Charlene furrowed her brow. “What exactly is that for?” she asked. Although she assumed the materials would be assembled into crosses, she didn't know how they would be used during the service.

“Crosses,” her aunt replied. “Come sit next to me. I'll show you how to make them so you can show Daniel.”

Charlene sat down next to her aunt.

Though her fingers trembled a bit, Aunt Dorothy managed to lay a smaller stick across a larger one to form a cross. She held it together with one hand, selected a strand of palm from the table and wrapped it around the two pieces of wood where they crossed.
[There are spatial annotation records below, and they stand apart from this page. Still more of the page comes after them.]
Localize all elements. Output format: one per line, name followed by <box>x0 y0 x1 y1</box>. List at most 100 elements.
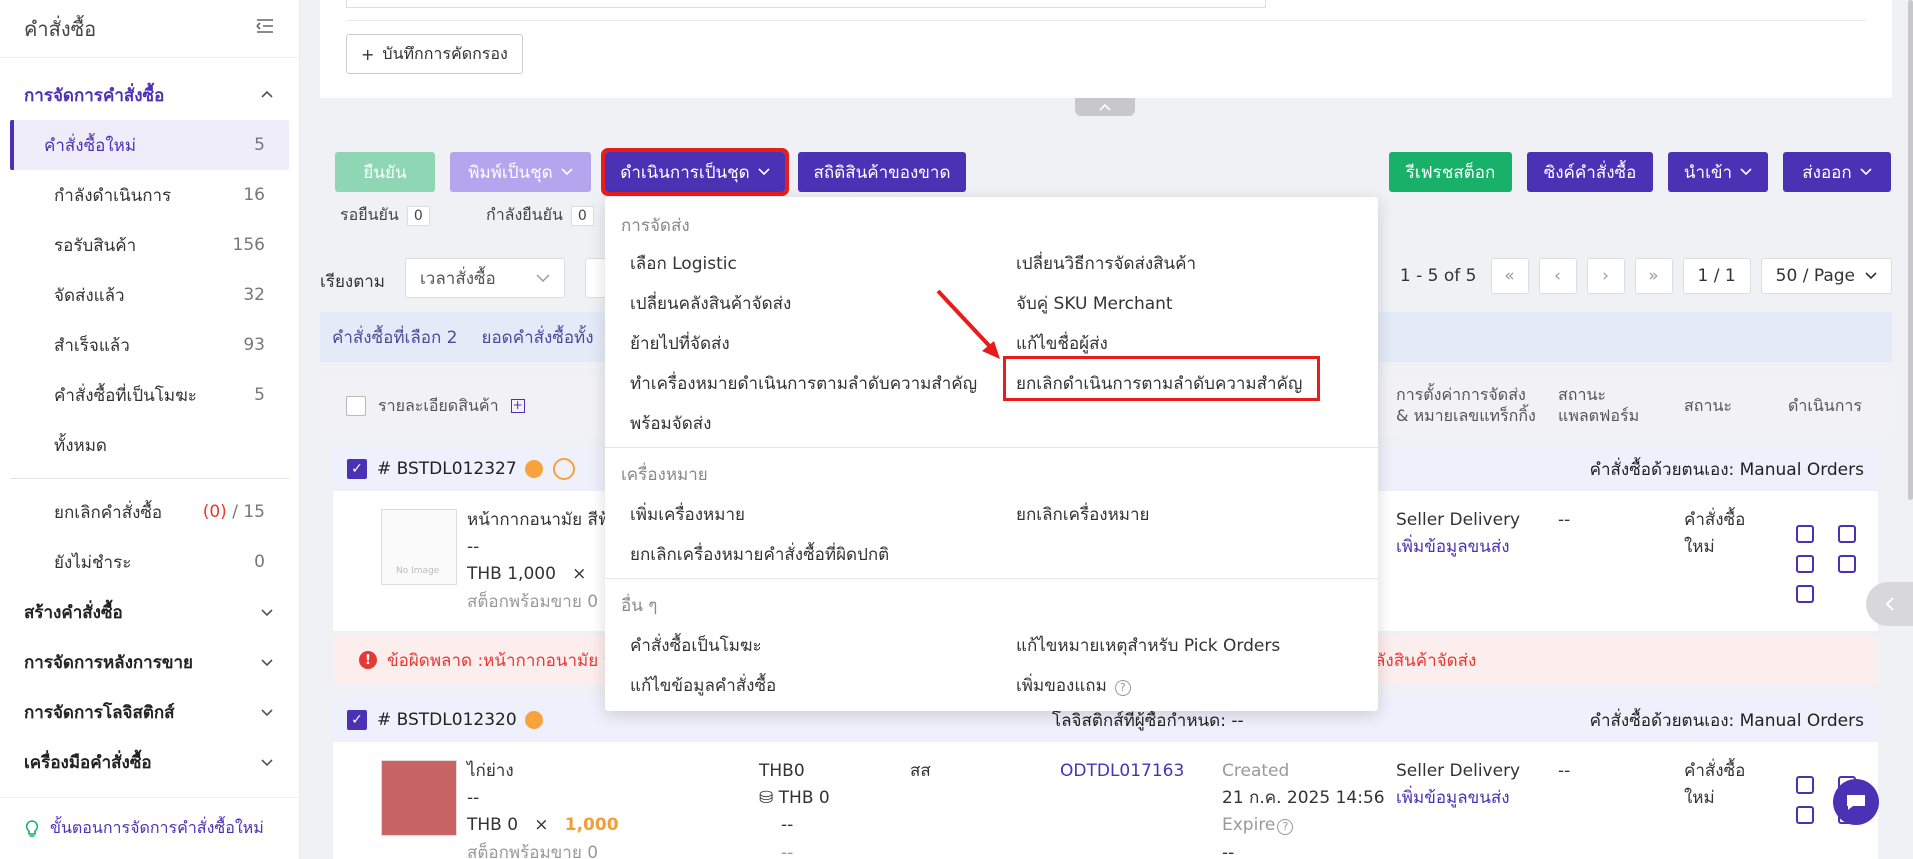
menu-item-ready-to-ship[interactable]: พร้อมจัดส่ง <box>630 410 711 437</box>
menu-item-change-shipping-method[interactable]: เปลี่ยนวิธีการจัดส่งสินค้า <box>1016 250 1196 277</box>
collapse-filter-tab[interactable] <box>1075 98 1135 116</box>
pending-count: 0 <box>406 205 430 226</box>
confirming-label: กำลังยืนยัน <box>486 205 563 224</box>
menu-item-move-to-ship[interactable]: ย้ายไปที่จัดส่ง <box>630 330 730 357</box>
status-line1: คำสั่งซื้อ <box>1684 761 1746 781</box>
expand-plus-icon[interactable]: + <box>510 398 525 413</box>
sidebar-item-unpaid[interactable]: ยังไม่ชำระ 0 <box>10 537 289 587</box>
first-page-button[interactable]: « <box>1490 258 1529 294</box>
settings-box-icon[interactable] <box>1796 806 1814 824</box>
chevron-down-icon <box>561 168 573 176</box>
product-name[interactable]: หน้ากากอนามัย สีฟ้ <box>467 507 610 534</box>
document-icon[interactable] <box>1838 525 1856 543</box>
add-shipping-info-link[interactable]: เพิ่มข้อมูลขนส่ง <box>1396 785 1520 812</box>
sidebar-item-void[interactable]: คำสั่งซื้อที่เป็นโมฆะ 5 <box>10 370 289 420</box>
sidebar-item-count: 156 <box>232 235 265 255</box>
confirm-button[interactable]: ยืนยัน <box>335 152 435 192</box>
sidebar-item-completed[interactable]: สำเร็จแล้ว 93 <box>10 320 289 370</box>
per-page-select[interactable]: 50 / Page <box>1760 258 1892 294</box>
batch-operations-button[interactable]: ดำเนินการเป็นชุด <box>601 148 789 196</box>
order-id[interactable]: # BSTDL012320 <box>377 710 517 730</box>
cancel-count-red: (0) <box>202 502 227 522</box>
sidebar-group-after-sales[interactable]: การจัดการหลังการขาย <box>0 637 299 687</box>
red-arrow-annotation <box>936 289 1000 359</box>
menu-item-edit-sender[interactable]: แก้ไขชื่อผู้ส่ง <box>1016 330 1108 357</box>
menu-item-change-warehouse[interactable]: เปลี่ยนคลังสินค้าจัดส่ง <box>630 290 791 317</box>
product-name[interactable]: ไก่ย่าง <box>467 758 619 785</box>
chevron-down-icon <box>261 709 273 717</box>
menu-item-void-order[interactable]: คำสั่งซื้อเป็นโมฆะ <box>630 632 762 659</box>
order-checkbox[interactable]: ✓ <box>347 459 367 479</box>
save-filter-button[interactable]: + บันทึกการคัดกรอง <box>346 34 523 74</box>
menu-item-cancel-abnormal-mark[interactable]: ยกเลิกเครื่องหมายคำสั่งซื้อที่ผิดปกติ <box>630 541 889 568</box>
sidebar-item-label: ยังไม่ชำระ <box>54 552 132 573</box>
order-status: คำสั่งซื้อ ใหม่ <box>1684 507 1745 561</box>
header-action-label: ดำเนินการ <box>1788 395 1862 415</box>
menu-item-cancel-mark[interactable]: ยกเลิกเครื่องหมาย <box>1016 501 1150 528</box>
sidebar-group-tools[interactable]: เครื่องมือคำสั่งซื้อ <box>0 737 299 787</box>
filter-input-remnant <box>346 0 1266 8</box>
header-platform-status: สถานะ แพลตฟอร์ม <box>1558 376 1639 436</box>
product-variant: -- <box>467 788 480 809</box>
prev-page-button[interactable]: ‹ <box>1538 258 1577 294</box>
header-platform-line1: สถานะ <box>1558 385 1606 405</box>
help-icon[interactable]: ? <box>1277 819 1294 836</box>
menu-item-match-sku[interactable]: จับคู่ SKU Merchant <box>1016 290 1173 317</box>
menu-section-mark: เครื่องหมาย <box>621 465 708 485</box>
sidebar-item-all[interactable]: ทั้งหมด <box>10 420 289 470</box>
chevron-up-icon <box>261 90 273 98</box>
stock-available: สต็อกพร้อมขาย 0 <box>467 842 599 859</box>
order-id[interactable]: # BSTDL012327 <box>377 459 517 479</box>
out-of-stock-stats-button[interactable]: สถิติสินค้าของขาด <box>798 152 966 192</box>
sidebar-item-count: 93 <box>243 335 265 355</box>
sidebar-item-cancelled[interactable]: ยกเลิกคำสั่งซื้อ (0) / 15 <box>10 487 289 537</box>
sync-orders-button[interactable]: ซิงค์คำสั่งซื้อ <box>1527 152 1653 192</box>
sidebar-group-manage[interactable]: การจัดการคำสั่งซื้อ <box>0 70 299 120</box>
menu-item-add-gift[interactable]: เพิ่มของแถม? <box>1016 672 1131 699</box>
chevron-down-icon <box>1740 168 1752 176</box>
menu-item-mark-priority[interactable]: ทำเครื่องหมายดำเนินการตามลำดับความสำคัญ <box>630 370 977 397</box>
login-icon[interactable] <box>1796 776 1814 794</box>
collapse-menu-icon[interactable] <box>255 18 275 39</box>
sidebar-group-logistics[interactable]: การจัดการโลจิสติกส์ <box>0 687 299 737</box>
side-panel-toggle[interactable] <box>1866 582 1913 626</box>
add-shipping-info-link[interactable]: เพิ่มข้อมูลขนส่ง <box>1396 534 1520 561</box>
menu-item-select-logistic[interactable]: เลือก Logistic <box>630 250 737 277</box>
export-button[interactable]: ส่งออก <box>1783 152 1891 192</box>
times-symbol: × <box>572 564 587 585</box>
sidebar-group-create[interactable]: สร้างคำสั่งซื้อ <box>0 587 299 637</box>
import-button[interactable]: นำเข้า <box>1668 152 1768 192</box>
print-batch-button[interactable]: พิมพ์เป็นชุด <box>450 152 591 192</box>
edit-icon[interactable] <box>1796 585 1814 603</box>
sidebar-item-label: ทั้งหมด <box>54 435 107 456</box>
scrollbar[interactable] <box>1908 0 1913 500</box>
refresh-stock-button[interactable]: รีเฟรชสต็อก <box>1389 152 1512 192</box>
menu-item-edit-order-info[interactable]: แก้ไขข้อมูลคำสั่งซื้อ <box>630 672 776 699</box>
batch-operations-label: ดำเนินการเป็นชุด <box>620 162 750 183</box>
select-all-checkbox[interactable] <box>346 396 366 416</box>
sidebar-item-label: กำลังดำเนินการ <box>54 185 172 206</box>
menu-item-add-mark[interactable]: เพิ่มเครื่องหมาย <box>630 501 745 528</box>
sidebar-item-shipped[interactable]: จัดส่งแล้ว 32 <box>10 270 289 320</box>
shipping-method: Seller Delivery <box>1396 761 1521 781</box>
settings-box-icon[interactable] <box>1796 555 1814 573</box>
sidebar-footer-guide-link[interactable]: ขั้นตอนการจัดการคำสั่งซื้อใหม่ <box>0 797 299 859</box>
chat-bubble-icon[interactable] <box>552 458 575 480</box>
last-page-button[interactable]: » <box>1634 258 1673 294</box>
next-page-button[interactable]: › <box>1586 258 1625 294</box>
login-icon[interactable] <box>1796 525 1814 543</box>
sidebar-item-processing[interactable]: กำลังดำเนินการ 16 <box>10 170 289 220</box>
sidebar-item-awaiting-pickup[interactable]: รอรับสินค้า 156 <box>10 220 289 270</box>
menu-item-edit-pick-note[interactable]: แก้ไขหมายเหตุสำหรับ Pick Orders <box>1016 632 1280 659</box>
page-input[interactable]: 1 / 1 <box>1682 258 1751 294</box>
list-edit-icon[interactable] <box>1838 555 1856 573</box>
chevron-down-icon <box>758 168 770 176</box>
chevron-down-icon <box>536 274 550 282</box>
help-icon[interactable]: ? <box>1114 679 1131 696</box>
sidebar-item-new-orders[interactable]: คำสั่งซื้อใหม่ 5 <box>10 120 289 170</box>
order-reference-link[interactable]: ODTDL017163 <box>1060 761 1184 781</box>
order-checkbox[interactable]: ✓ <box>347 710 367 730</box>
per-page-value: 50 / Page <box>1775 266 1855 286</box>
chat-support-button[interactable] <box>1833 779 1879 825</box>
sort-select[interactable]: เวลาสั่งซื้อ <box>405 258 565 298</box>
When she finished, she laid the cross in the palm of her hand and held it up. “See? It's easy enough to make a cross for tomorrow. It's the prayer that comes after making your cross that's harder sometimes, but that's the most important part.”

“What prayer?” Charlene asked.

“Oh, dear. I keep forgetting that you and Daniel haven't been to our sunrise services before. I guess I jumped ahead a little. Our sunrise services are held in the park down by the river. When we first get there and it's still dark outside, we get to lay our crosses on the ground at the base of the big cross that's been erected for the service. But we can't do that until we look back over the past year and pray to God to forgive us for what we've done wrong, and for all the things we didn't do that we should have done.”

Charlene swallowed hard. Even at a quick glance back over the past year at her relationship with Daniel, she saw things she regretted doing, as well as others she should have done to make their marriage stronger.

Her aunt folded her fingers around her cross and sighed wistfully. “When the sun first rises and shines on that big old cross and all those little crosses piled beneath it, you can almost see the light of Jesus shining down on us, and you know that through His death and glorious resurrection, He's fulfilled His promise to lift us all from the darkness of our sins and from death itself.”

She paused and took Charlene's hand. “I sure do like the way Daniel's eyes twinkle again when he looks at you, and I'm real proud of how you two worked together at Sweet Stuff. But you both need better glue than that to keep your marriage strong. Make your crosses together tonight. Pray together,” she urged.

Charlene squeezed her aunt's hand. “I'll ask him,” she said, adding that promise to one she had already made to herself after she and Daniel had talked about working together to revive their marriage the day of the accident at her store.

Between all the preparations for her open house and watching over Aunt Dorothy last week, Charlene and Daniel had not had any real private time together before he had gone back home again last Sunday night. Since then, he had spent the entire week back at work, and she had spent her week either at the store making sure her customers got their gift baskets, or running Aunt Dorothy around.

Daniel had driven straight here from work last night in order to finish Aunt Dorothy's yard, and he and Charlene had had no time or opportunity to discuss the next step in their efforts to revive their marriage. But Charlene knew that unless they asked God to guide them, those efforts were doomed to fail.

Aunt Dorothy, however, had just given Charlene a very fitting way to broach the subject with Daniel—one she hoped would bring them together again through their faith.

Aunt Dorothy tried to stifle a yawn, but failed. “I think I'll take that nap now,” she said.

Charlene moved off the sofa and helped her aunt by lifting her legs onto the cushions and covering them with the lap shawl again.

Still clutching her cross, Aunt Dorothy laid her head on her pillow and closed her eyes. “You won't forget to ask Daniel, will you?”

“I won't forget.”

“Good. It probably wouldn't hurt to dab on a little toilet water, too,” she murmured, and drifted off to sleep.